14 Mayıs’ta Türkiye kritik bir seçime gidiyor. Bu seçim, ülke tarihi açısından çok önemli bir dönüm noktası olmaya aday gözüküyor.
Kritik öneminin yanı sıra bu seçim aynı zamanda katılan parti ve milletvekili adayı sayısı açısından da Cumhuriyet tarihinin bir rekoru olacak.
14 Mayıs’ta bugüne kadar hiç görmediğimiz uzunlukta bir oy pusulasıyla karşılayacağız. Oy pusulasının üzerindeki parti amblemi sayısı 24 olacak. Üstelik sayıya ittifaklar şemsiyesi altında aktif olarak seçime katılan ama ayrı liste çıkartmayan partiler de var. Millet İttifakı çatısı altındaki Saadet Partisi, Gelecek Partisi, Demokrasi ve Atılım Partisi ve Demokrat Parti; Cumhur İttifakı çatısı altındaki Hür Dava Partisi; Emek ve Demokrasi İttifakı çatısı altındaki Halkların Demokratik Partisi ve Emek Partisi’ni de hesaba katarsak seçimlere aktif olarak katılan parti sayısı 31’e çıkıyor.
Seçimlere 2002’de 18, 2007’de 14, 2011’de 15, 2015’te 20 ve özellikle de bir önceki 2018 seçimlerinde sadece 8 partinin katıldığını hatırlarsak 14 Mayıs seçiminin farkı daha iyi görülüyor.
14 Mayıs seçimlerindeki aday sayısı da 13 bin 35 ile bir rekor. Bundan önce en çok adaylı seçim 2002 seçimiydi ve aday sayısı 10 bin 89 idi. Şimdi buna göre bile yüzde 30’luk bir artış var.
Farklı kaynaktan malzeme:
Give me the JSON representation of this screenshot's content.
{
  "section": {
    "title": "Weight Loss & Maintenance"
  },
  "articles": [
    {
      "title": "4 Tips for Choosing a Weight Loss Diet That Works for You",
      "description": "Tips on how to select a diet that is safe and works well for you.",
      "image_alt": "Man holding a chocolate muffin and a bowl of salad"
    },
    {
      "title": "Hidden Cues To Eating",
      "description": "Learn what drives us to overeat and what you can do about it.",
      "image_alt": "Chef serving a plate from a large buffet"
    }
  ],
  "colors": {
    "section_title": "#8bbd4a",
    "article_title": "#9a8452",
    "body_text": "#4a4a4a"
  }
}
Seçimlere katılan aday sayısı 2007’de 7 bin 396, 2011’de 7 bin 696, 2015’te 9 bin 863 ve 2018’de ise sadece 4 bin 851 olmuştu.
Anayasal sistem olarak Türkiye Büyük Millet Meclisi’nin ve fiili durumda milletvekilliğinin öneminin ve etkisinin azaldığı bir 5 yıllık dönemin ardından, hem katılımcı parti sayısının, hem de aday sayısının bu kadar artmış olmasının muhtemel nedeni, sistemde yaşanan tıkanma karşısında arayışların artmış olmasıdır.
14 Mayıs seçimleri seçim yasasıyla ittifak sisteminde yapılan değişiklikle ittifakların kendi hedefleri ve iç dengeleri doğrultusunda farklı taktikler uygulaması açısından da farklılık taşıyor.
Bu durumu en etkin şekliyle Millet İttifakı’nın tercihlerinde görüyoruz. Burada ittifakın lokomotif partisi durumundaki Cumhuriyet Halk Partisi’nin (CHP) en fazla fedakârlık yapan taraf olduğu görülüyor. Örneğin aday listelerini mensup oldukları partiye göre değerlendirirsek, ittifakın ikinci partisi durumunda olan İYİ Parti’nin 87 seçim bölgesinin tamamında toplam 577 aday ile seçime katıldığını görüyoruz. Buna karşın CHP 85 seçim bölgesinde 498 adayla seçime katılıyor. CHP bu haliyle 600 sandalyeli seçime en az adayla katılan partilerden birisi durumunda.
İttifak anlaşmasına bağlı olarak İYİ Parti 9 ilde seçimlere kendisi katılmıyor, ancak adayları CHP listesinden seçime katılıyor. CHP de 7 ilde seçime katılmıyor ve bunların 5’inde adayları İYİ Parti listesinde yer alıyor.
İki parti arasında ortağının adayını listesinde yer verme uygulaması, Ankara ve İstanbul’da farklı bir düzeye çıkıyor. CHP aday listelerinin Ankara 2. Bölge’de 4 ve 5. sırası, İstanbul 1. Bölge’de 6. sırası, İstanbul 2. Bölge’de 9 ve 11. sırası gibi seçilme şansı olan yerler İYİ Parti adaylarına ayrılmış. Oysa bu üç seçim bölgesinin üçünde de İYİ Parti tam liste ile kendisi de seçime giriyor. Yani İYİ Parti böylece bu bölgelerde seçilecek milletvekili sayısından 5 fazla aday gösterme imkânı elde etmiş durumda.
CHP, İYİ Parti’nin seçime girmediği 9 ilde 14 İYİ Parti adayına, İYİ Parti de CHP’nin seçime girmediği 7 ilin 5’inde 6 CHP adayına yer veriyor.
CHP listelerinde 19 İYİ Parti adayına ek olarak 24 Saadet Partisi, 19 Gelecek Partisi, 25 Demokrasi ve Atılım Partisi ve 3 Demokrat Parti adayı yer alıyor.